I have recently been introduced to a progressive rock band from England called Porcupine Tree. Not only does the band have a cool name (very important), but they’re talented musicians (also very important). I now have three of their albums, and I’m really enjoying them. I’ll talk about the band itself in a minute, but I wanted to mention the way I discovered them, since it’s rather unusual.

While writing some internal documentation for some code I had written, I used a tool called doxygen, which reads specially formatted comments in source code and creates documentation from it. Very nice tool, and while perusing the acknowledgements on the web site, I came across this line:

[Thanks to] the band Porcupine Tree for providing hours of great music to listen to while coding.

I was intrigued by the name of the band, but never thought much about it. A little while later, I was on amazon.ca and looked at my personal recommendations (after having bought some Rush and Dream Theater CDs), and there was a Porcupine Tree album. I immediately remembered the name from the doxygen guy, and since amazon said that the album was recommended because of my interest in Rush and Dream Theater, I was even more intrigued. After looking at some CD reviews, I took a $10 leap of faith. Without ever having heard any of the band’s music, I downloaded their latest album, Fear of a Blank Planet, from puretracks.ca. After listening to that for a while, I went onto eBay and bought the two previous albums, Deadwing and In Absentia.

The boys in PT are big on eyes; of the three albums I have, two of them have covers that show someone with blank eyes – the Blank Planet one reminds me of the I Love It Loud video from Kiss, while the In Absentia one is so creepy that I don’t even like looking at it.

While researching the band, I saw a comparison to Queensrÿche, who I’m a fan of (well, the older stuff anyway). But Steve Wilson’s vocals and Geoff Tate’s are nothing like one another, so it’s kind of hard to hear the similarities. Musically, they’re not that far off, but Porcupine Tree is a little more… well, “psychadelic” isn’t the right word exactly, perhaps “ambient”. Having said that, they remind me a little more of Tool or Dream Theater than Queensrÿche. They all have frequent time signature and key changes and some heavy guitar work, though PT isn’t quite as heavy (well, usually – “The Creator Has A Mastertape” from In Absentia is pretty kick-ass). The vocals are quite different as well – PT’s Wilson, Tool’s Keenan, and DT’s LaBrie can sing cleanly and quietly at times and louder at others, though LaBrie and particularly Keenan can also scream with the best of them (listen to Ticks & Leeches from Lateralus for a good example) while Wilson doesn’t scream. However, PT and DT use a lot more acoustic guitar than Tool, and I’m pretty sure that neither Tool nor Dream Theater use a banjo on any of their recordings.

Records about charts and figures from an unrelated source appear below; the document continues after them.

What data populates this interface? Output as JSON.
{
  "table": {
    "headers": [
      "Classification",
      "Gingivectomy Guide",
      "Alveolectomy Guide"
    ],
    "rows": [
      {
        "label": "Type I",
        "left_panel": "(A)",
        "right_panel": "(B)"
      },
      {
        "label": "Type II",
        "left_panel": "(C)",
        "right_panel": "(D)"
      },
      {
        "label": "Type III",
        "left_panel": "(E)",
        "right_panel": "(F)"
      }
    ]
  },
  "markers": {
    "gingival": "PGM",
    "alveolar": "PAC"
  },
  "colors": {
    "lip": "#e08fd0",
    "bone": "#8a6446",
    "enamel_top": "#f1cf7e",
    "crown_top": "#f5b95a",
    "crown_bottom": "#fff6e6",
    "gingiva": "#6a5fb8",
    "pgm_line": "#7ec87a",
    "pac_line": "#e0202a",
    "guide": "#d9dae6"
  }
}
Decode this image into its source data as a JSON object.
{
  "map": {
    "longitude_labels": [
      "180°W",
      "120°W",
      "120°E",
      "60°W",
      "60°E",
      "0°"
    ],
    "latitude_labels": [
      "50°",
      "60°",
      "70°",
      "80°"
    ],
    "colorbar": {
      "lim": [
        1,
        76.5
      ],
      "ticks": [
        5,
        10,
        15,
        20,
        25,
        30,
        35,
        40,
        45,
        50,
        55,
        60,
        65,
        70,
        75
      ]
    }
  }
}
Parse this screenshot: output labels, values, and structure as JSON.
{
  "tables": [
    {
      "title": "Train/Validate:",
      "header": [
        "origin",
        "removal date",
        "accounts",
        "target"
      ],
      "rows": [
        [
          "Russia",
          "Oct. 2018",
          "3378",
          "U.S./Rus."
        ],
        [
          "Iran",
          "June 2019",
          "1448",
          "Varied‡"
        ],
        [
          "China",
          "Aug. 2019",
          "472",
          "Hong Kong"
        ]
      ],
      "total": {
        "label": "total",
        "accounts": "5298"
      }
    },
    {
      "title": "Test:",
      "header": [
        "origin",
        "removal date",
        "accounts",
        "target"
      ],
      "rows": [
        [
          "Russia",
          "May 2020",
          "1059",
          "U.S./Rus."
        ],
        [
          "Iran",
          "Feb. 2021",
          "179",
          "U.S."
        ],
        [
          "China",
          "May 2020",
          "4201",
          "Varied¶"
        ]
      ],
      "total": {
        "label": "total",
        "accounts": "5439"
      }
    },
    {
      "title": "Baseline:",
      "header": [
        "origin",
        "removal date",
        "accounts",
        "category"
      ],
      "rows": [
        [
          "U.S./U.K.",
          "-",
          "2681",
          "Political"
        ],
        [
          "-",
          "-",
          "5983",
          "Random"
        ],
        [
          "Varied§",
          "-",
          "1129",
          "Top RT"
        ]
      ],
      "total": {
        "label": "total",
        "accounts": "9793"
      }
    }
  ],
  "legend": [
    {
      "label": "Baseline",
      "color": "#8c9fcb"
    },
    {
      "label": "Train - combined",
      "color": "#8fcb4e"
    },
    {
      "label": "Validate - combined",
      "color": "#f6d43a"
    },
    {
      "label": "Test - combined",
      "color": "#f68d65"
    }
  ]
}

Amazon recommended PT to me because of both Rush and Dream Theater, but honestly, I don’t see a lot of similarities to Rush. Other than the frequent time signature changes, the music is quite different.  They’ve been compared to Pink Floyd as well, though their music is much heavier.

Anyway, they have six other studio albums and a couple of live albums as well, so perhaps I’ll peruse through the eBay listings again. I should probably take a break from eBay, though; I’ve bought 11 CDs (2 PT, one Nine Inch Nails, six Beatles, two Rammstein) through eBay in the last two months. I just love discovering new music.